Multiplication of Hazard in Gompertz-Makeham Distributions
There are frequently no published survival tables for particular subsets of a population. What actuaries will then sometimes do in order to obtain needed figures such as net single premiums or reserves is to assume that the hazard faced by that subset is, for all periods in a person's lifetime, a constant multiple of the hazard published in an accepted table. Thus, an actuary might assume (or have data showing) that the hazard for male diabetic smokers is 2.3 times the hazard for males published in the 2001 Commissioners Standard Ordinary (CSO) mortality table.[more]

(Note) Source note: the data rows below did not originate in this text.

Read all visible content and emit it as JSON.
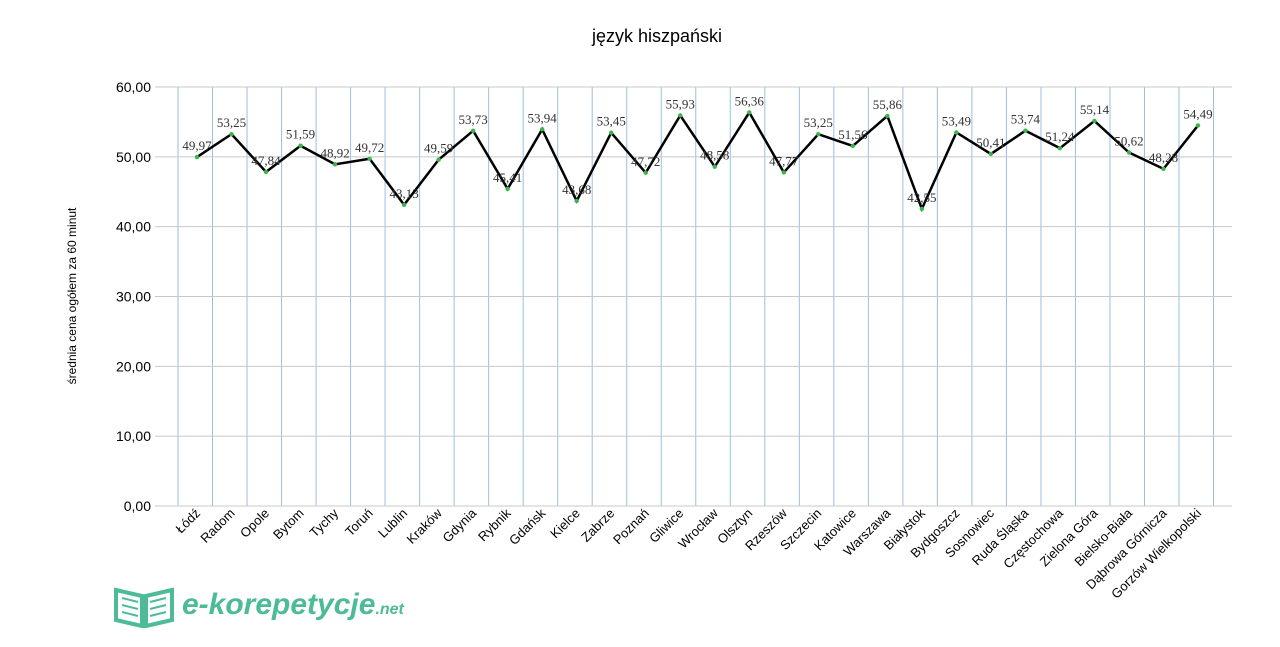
{
  "chart_data": {
    "type": "line",
    "title": "język hiszpański",
    "xlabel": "",
    "ylabel": "średnia cena ogółem za 60 minut",
    "ylim": [
      0,
      60
    ],
    "yticks": [
      "0,00",
      "10,00",
      "20,00",
      "30,00",
      "40,00",
      "50,00",
      "60,00"
    ],
    "grid": true,
    "categories": [
      "Łódź",
      "Radom",
      "Opole",
      "Bytom",
      "Tychy",
      "Toruń",
      "Lublin",
      "Kraków",
      "Gdynia",
      "Rybnik",
      "Gdańsk",
      "Kielce",
      "Zabrze",
      "Poznań",
      "Gliwice",
      "Wrocław",
      "Olsztyn",
      "Rzeszów",
      "Szczecin",
      "Katowice",
      "Warszawa",
      "Białystok",
      "Bydgoszcz",
      "Sosnowiec",
      "Ruda Śląska",
      "Częstochowa",
      "Zielona Góra",
      "Bielsko-Biała",
      "Dąbrowa Górnicza",
      "Gorzów Wielkopolski"
    ],
    "values": [
      49.97,
      53.25,
      47.84,
      51.59,
      48.92,
      49.72,
      43.13,
      49.59,
      53.73,
      45.41,
      53.94,
      43.68,
      53.45,
      47.72,
      55.93,
      48.58,
      56.36,
      47.77,
      53.25,
      51.56,
      55.86,
      42.55,
      53.49,
      50.41,
      53.74,
      51.24,
      55.14,
      50.62,
      48.28,
      54.49
    ],
    "labels": [
      "49,97",
      "53,25",
      "47,84",
      "51,59",
      "48,92",
      "49,72",
      "43,13",
      "49,59",
      "53,73",
      "45,41",
      "53,94",
      "43,68",
      "53,45",
      "47,72",
      "55,93",
      "48,58",
      "56,36",
      "47,77",
      "53,25",
      "51,56",
      "55,86",
      "42,55",
      "53,49",
      "50,41",
      "53,74",
      "51,24",
      "55,14",
      "50,62",
      "48,28",
      "54,49"
    ],
    "line_color": "#000000",
    "marker_color": "#3cb44b",
    "grid_color_vertical": "#9dbde6",
    "grid_color_horizontal": "#c8c8c8"
  },
  "logo": {
    "text": "e-korepetycje",
    "suffix": ".net",
    "color": "#4dbb97"
  }
}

This Demonstration permits you to construct a baseline mortality table from the Gompertz–Makeham family by specifying the mean and standard deviation of life expectancy at birth. You then create a modified distribution by selecting an inception age—a point in time such as the purchase of a life insurance policy at which you know the individual is alive—and changing the hazard multiple. You then choose various visualizations (such as survival functions and probability density functions) of the resulting statistical distribution. The Demonstration likewise computes the new mean life expectancy both from birth and from some inception point (such as the purchase of a life insurance policy) at which we know the individual is alive.[less]
The Gompertz–Makeham distribution has the property that a multiple of the hazard function creates a new distribution that is still within the Gompertz–Makeham family. Many distributions lack this property.
If you select a very low mean baseline life expectancy and a low baseline standard deviation, the Demonstration will modify your selected inception age in order to prevent numeric errors due to the fact that essentially everyone will be dead at your original inception age.